The Francis Scott Key Bridge is part of Maryland Route 29. The reinforced concrete structure carries six lanes of traffic and two pedestrian walkways across the Potomac River. The Classical Revival style arch bridge was completed in 1923. It is the oldest span across the Potomac within the District of Columbia. Built by the Army Corps of Engineers, the bridge’s northern terminus is in close proximity to a community park that honors the author of the Star Spangled Banner. It is the former site of his Georgetown home. Part of the National Highway System, the bridge connects Alexandria, Virginia with the Georgetown neighborhood of Washington, D.C.
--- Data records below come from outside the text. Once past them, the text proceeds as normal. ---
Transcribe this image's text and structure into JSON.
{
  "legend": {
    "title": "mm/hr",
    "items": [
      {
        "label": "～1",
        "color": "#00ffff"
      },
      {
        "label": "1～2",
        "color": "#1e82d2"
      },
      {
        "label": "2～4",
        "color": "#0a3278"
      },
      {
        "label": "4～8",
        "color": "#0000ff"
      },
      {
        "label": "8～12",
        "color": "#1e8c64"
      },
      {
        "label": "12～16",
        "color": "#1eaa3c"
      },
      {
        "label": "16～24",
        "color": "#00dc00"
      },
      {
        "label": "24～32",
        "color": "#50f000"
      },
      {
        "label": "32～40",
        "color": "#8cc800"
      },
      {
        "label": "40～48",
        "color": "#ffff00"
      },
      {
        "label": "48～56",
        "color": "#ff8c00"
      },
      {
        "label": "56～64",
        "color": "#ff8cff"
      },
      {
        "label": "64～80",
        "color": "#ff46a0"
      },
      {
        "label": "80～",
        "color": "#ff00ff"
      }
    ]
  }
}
Known locally as the Key Bridge, it was constructed to replace the Aqueduct Bridge that carried the Chesapeake and Ohio Canal across the Potomac. The engineers converted the Key Bridge into a roadway when the canal system was abandoned. In 1923, the 70-foot wide bridge deck supported two pedestrian walkways, two traffic lanes and a trolley track down the center of the span. It was adorned with a parapet and light standards. The bridge was updated in 1955 and 1987. During these alterations the trolley tracks, parapet and light standards were removed. The bridge deck was widened to accommodate additional traffic and energy-efficient lighting was installed. The National Historic Places added the bridge to its list in 1996.